Trump's aids are reportedly urging him to prepare more in advance of the next debate, an Oct. 9 town hall event in St. Louis.

Why Trump would need to prepare after boasting that he won Monday's debate handily also remained unclear.

USA TODAY DIDN'T ENDORSE TRUMP!! BIASED MEDIA!!!1 (Not quite, actually)

Like all civilized newspapers, the team that writes USA TODAY's editorials doesn't conflate or coordinate with the rest of the newsroom.

So when USA TODAY offered a anti-endorsement of Trump yesterday, For the Record found out when everyone else did. (The editorial board won't even get lunch with us. Sad!)

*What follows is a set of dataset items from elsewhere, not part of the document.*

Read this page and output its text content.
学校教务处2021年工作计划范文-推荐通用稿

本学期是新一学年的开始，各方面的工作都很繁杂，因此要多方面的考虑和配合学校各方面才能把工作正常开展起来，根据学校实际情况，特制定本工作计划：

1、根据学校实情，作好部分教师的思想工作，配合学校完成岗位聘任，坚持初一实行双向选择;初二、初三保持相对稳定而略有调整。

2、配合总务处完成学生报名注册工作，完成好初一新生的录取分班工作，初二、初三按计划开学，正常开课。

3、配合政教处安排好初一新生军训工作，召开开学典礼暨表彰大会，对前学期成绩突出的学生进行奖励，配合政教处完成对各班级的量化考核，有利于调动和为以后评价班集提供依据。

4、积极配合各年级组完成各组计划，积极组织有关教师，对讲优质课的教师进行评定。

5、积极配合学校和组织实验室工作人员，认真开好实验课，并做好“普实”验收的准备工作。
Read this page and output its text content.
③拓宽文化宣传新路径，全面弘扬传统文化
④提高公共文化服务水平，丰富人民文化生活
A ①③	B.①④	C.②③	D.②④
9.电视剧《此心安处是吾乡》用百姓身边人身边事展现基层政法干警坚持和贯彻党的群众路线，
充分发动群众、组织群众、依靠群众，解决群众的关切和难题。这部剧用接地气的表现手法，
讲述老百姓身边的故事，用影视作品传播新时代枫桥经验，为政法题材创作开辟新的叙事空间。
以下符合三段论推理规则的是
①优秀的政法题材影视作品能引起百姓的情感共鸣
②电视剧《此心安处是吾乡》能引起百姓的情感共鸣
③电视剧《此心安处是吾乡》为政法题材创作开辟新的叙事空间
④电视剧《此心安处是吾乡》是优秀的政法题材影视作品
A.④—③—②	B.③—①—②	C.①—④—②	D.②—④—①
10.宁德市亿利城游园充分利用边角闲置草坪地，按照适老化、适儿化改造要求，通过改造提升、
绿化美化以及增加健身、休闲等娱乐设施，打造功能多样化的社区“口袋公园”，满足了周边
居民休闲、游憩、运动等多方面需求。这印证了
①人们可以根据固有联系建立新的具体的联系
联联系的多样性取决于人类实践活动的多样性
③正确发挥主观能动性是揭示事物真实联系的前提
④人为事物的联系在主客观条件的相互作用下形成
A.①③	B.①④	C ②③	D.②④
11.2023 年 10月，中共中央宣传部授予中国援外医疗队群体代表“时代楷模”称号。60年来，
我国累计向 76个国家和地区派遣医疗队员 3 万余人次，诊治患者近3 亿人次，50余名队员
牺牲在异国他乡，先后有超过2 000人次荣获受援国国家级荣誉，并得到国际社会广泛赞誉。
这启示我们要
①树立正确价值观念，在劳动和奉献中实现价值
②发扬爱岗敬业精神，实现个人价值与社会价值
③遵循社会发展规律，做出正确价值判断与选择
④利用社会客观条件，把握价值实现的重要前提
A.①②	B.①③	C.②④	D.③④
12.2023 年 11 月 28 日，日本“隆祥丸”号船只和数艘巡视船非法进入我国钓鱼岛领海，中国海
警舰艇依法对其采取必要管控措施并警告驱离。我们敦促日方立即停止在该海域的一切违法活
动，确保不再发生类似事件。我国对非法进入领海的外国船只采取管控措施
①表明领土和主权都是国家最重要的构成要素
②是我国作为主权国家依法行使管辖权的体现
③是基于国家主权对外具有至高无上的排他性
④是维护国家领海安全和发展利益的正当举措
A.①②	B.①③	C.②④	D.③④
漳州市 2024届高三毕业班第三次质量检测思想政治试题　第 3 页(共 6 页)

Yes, 2016 forced USA TODAY's opinion team to take sides in a presidential race for the first time in the newspaper's history, describing Trump as a "serial liar" who is "erratic" and "traffics in prejudice."

The board still refuses to endorse Clinton, though: "By all means vote, just not for Donald Trump."

Mike Pence made a counterpoint in his own USA TODAY piece, describing Trump as the next Gipper: "Ronald Reagan spoke the truth in 1980 to the American people, just as Donald Trump has in 2016."

Around the campaign trail

Trump wanted unattractive women fired, golf club workers say (USA TODAY)
Ohhhhh, so that's why Obama won't say "radical Islamic terrorist" (USA TODAY)
Sad! Trump campaign takes a CNN contributor off its payroll (USA TODAY)
Did Trump violate the Cuba trade embargo? Newsweek says yes (USA TODAY)
Republicans tell you why they're with her in new Clinton ads (USA TODAY)

Political vitriol on the Internet: It's getting worse, experts say

If you think the presidential debates are getting less civilized, don't look in the comments section. In a piece titled "This article is biased. And your candidate stinks!," the Cincinnati Enquirer's Dan Horn explains how the immediacy of the Internet plus two hugely unlikable candidates have made 2016 so "nasty," as Trump would say.